И Фрид — будто бы шутя — вдруг резко повалил строптивую гостью на лежбище.

— Эй, товарищ, — выскользнула из-под него Рита, — а душ?!

— Тьфу, как-то я в самом деле…

Забавно, что про душ Ритка лишь несколько минут назад из «учебного фильма» впервые узнала — вот изумились бы создатели видеопособия, если бы им сообщили, что прежде всего почерпнула из него одна способная русская ученица — юная и безалаберная, но с характером.

И в душ они вместе не пошли — поплескались порознь. Так как Ритка не согласилась вместе. Попутно выяснилось, что даже самый избалованный и неутомимый кобелишка, если ему уже стало совсем невтерпеж, поддается некоторой дрессировке.
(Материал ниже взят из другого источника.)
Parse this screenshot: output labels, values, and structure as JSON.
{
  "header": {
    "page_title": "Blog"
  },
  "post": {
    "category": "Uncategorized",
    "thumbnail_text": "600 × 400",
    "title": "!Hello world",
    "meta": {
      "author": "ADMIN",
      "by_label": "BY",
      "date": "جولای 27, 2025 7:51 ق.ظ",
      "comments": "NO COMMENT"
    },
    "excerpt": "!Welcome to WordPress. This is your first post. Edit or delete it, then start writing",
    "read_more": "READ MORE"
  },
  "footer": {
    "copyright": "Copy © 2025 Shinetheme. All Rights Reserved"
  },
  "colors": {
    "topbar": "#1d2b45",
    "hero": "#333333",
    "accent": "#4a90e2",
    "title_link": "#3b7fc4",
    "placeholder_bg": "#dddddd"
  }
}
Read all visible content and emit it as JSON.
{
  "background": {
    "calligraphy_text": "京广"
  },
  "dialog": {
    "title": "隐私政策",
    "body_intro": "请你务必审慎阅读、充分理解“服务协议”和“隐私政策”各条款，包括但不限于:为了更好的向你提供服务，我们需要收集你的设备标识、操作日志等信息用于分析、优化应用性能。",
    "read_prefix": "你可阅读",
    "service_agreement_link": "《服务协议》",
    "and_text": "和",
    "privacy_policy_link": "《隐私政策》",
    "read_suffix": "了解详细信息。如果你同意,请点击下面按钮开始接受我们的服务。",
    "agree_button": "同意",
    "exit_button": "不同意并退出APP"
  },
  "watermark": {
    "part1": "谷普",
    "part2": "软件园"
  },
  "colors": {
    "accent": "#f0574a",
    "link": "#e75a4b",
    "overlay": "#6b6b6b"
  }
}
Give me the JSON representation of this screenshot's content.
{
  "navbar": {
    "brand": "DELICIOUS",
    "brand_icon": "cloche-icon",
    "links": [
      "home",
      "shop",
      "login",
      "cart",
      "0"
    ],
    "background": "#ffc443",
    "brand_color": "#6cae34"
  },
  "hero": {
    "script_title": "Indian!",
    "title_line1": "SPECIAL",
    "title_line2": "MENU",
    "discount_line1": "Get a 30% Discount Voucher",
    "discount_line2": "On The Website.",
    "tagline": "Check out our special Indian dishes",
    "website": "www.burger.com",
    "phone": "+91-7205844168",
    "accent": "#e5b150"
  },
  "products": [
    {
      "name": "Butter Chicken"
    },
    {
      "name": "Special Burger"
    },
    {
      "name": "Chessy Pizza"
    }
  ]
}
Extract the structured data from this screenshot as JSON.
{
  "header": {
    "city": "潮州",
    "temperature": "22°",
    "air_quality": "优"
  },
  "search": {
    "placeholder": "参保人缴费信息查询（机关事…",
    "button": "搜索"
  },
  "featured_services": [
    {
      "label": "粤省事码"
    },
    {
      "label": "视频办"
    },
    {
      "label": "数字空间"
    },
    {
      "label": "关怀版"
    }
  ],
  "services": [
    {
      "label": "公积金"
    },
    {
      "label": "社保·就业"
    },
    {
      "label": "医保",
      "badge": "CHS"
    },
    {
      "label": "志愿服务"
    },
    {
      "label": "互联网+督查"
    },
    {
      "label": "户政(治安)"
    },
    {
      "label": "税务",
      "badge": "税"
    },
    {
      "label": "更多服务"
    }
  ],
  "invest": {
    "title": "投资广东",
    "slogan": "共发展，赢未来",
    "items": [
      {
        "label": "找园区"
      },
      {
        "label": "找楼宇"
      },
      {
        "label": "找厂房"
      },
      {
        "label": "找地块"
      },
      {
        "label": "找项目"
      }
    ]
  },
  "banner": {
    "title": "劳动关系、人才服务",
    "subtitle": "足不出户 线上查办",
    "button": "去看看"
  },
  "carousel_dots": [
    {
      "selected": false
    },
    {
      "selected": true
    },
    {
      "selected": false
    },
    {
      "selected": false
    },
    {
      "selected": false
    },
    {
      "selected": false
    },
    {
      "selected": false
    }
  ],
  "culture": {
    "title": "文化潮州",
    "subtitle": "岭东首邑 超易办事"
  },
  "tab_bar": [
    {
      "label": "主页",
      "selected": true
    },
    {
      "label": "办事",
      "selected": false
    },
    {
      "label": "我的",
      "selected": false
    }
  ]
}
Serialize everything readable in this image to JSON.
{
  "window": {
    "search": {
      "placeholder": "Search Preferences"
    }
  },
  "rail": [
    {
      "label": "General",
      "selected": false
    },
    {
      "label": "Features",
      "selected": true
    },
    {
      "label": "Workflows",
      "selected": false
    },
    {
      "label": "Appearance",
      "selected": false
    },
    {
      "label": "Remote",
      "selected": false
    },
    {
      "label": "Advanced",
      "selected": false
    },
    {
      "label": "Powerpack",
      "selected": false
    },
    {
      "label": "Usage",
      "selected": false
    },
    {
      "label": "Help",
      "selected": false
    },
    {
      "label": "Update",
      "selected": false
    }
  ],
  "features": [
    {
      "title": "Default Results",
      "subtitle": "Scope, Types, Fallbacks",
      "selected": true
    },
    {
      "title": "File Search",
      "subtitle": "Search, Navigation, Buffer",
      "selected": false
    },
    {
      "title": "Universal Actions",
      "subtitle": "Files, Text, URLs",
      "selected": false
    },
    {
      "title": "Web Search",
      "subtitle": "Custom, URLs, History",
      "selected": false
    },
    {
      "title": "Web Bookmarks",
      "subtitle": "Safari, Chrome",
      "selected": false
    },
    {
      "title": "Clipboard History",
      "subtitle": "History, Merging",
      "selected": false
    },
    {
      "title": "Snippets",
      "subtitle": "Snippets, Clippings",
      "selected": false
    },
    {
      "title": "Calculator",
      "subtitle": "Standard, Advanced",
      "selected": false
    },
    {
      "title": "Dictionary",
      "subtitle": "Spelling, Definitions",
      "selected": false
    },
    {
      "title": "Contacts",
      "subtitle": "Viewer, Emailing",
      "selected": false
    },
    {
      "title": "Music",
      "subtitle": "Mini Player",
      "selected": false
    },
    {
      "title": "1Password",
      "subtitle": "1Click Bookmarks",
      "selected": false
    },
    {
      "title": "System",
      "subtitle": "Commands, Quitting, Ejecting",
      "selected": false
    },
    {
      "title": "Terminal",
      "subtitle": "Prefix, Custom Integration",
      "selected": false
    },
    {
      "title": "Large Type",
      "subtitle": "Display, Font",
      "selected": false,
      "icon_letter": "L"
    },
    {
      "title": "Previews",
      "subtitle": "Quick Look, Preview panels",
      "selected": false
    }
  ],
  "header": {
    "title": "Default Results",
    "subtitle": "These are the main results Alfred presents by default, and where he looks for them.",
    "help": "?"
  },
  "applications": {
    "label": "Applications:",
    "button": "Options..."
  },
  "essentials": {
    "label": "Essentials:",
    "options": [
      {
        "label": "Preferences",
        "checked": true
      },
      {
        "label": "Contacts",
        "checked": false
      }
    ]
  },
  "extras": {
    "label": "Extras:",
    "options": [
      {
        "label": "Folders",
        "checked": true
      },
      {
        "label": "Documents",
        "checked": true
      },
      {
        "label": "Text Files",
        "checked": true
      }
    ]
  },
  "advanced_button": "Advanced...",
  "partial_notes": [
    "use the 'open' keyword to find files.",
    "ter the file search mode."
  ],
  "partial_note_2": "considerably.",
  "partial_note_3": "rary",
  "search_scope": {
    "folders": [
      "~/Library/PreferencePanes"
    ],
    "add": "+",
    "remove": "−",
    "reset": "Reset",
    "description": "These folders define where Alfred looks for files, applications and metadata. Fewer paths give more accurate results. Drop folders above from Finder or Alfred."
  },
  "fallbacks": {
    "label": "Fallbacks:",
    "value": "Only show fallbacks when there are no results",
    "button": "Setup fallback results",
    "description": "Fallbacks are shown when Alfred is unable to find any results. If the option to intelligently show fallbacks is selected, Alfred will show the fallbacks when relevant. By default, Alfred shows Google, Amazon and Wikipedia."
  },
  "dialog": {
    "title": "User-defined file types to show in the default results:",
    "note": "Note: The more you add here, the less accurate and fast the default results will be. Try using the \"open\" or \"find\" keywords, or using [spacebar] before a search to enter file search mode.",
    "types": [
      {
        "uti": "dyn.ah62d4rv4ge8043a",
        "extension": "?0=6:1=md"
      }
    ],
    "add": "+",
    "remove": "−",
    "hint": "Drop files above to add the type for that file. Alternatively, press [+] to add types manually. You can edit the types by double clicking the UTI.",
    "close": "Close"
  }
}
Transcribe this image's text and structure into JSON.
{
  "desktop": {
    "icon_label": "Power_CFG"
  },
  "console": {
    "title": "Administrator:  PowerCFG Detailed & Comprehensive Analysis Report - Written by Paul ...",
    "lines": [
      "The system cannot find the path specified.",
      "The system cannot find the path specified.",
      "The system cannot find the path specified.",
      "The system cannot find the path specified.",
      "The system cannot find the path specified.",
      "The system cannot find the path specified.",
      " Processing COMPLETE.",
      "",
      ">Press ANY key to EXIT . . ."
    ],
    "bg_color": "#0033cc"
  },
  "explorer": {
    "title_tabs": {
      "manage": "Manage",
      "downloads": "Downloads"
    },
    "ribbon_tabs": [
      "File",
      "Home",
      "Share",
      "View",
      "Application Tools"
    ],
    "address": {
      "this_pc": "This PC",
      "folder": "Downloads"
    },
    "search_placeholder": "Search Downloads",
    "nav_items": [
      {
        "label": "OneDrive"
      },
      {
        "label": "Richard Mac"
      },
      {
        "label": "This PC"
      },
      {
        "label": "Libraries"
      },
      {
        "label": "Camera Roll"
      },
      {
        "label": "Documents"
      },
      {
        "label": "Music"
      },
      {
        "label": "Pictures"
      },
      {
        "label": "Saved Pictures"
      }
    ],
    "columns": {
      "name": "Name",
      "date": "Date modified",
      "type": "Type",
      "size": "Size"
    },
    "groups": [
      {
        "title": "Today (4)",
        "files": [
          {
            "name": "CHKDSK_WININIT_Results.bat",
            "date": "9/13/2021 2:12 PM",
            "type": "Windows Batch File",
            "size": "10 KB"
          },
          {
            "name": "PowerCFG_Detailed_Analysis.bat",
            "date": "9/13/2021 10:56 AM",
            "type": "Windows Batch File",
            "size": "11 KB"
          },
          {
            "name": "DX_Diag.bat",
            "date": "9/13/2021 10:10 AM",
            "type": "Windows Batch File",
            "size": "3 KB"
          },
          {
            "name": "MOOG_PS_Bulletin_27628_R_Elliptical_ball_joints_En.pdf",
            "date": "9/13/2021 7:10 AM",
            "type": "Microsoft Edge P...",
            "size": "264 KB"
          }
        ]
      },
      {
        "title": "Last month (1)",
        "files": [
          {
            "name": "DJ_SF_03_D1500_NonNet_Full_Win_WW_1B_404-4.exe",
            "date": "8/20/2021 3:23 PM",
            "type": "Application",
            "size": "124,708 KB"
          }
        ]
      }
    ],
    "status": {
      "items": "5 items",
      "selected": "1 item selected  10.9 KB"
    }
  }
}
Хотя, разумеется, вряд ли долговечна сколько-нибудь такая дрессировка…

И даже ложились в потемках, притом под одеяло. Тут, пожалуй, вышел перебор, ибо следовало Рите кое-что принципиально важное проконтролировать, но дело было уже не только в упрямстве, вредности и некоей остаточной застенчивости, а в том, что сама Рита не очень хорошо к своему телу относилась и считала, что хвастать ей нечем: грудь маловата, бедра широковаты, ноги коротковаты…

Так Рита в «преклонном» по меркам даже той закатной эпохи возрасте рассталась наконец с опостылевшей, связывавшей по рукам и ногам невинностью. В ходе довольно болезненного процесса она, несмотря на свои же слова, все-таки старалась посильно использовать видеоурок, а также соответствовать некоему стереотипу, выработавшемуся в ходе многочисленных девчачьих разговоров «про это», отчего ее бывалый партнер, лишь закончив вспашку целины, сообразил, с кем он только что имел дело.

— Ты, мать, что ли, целка была?! — сильно изумился он, не успев даже перевести дух.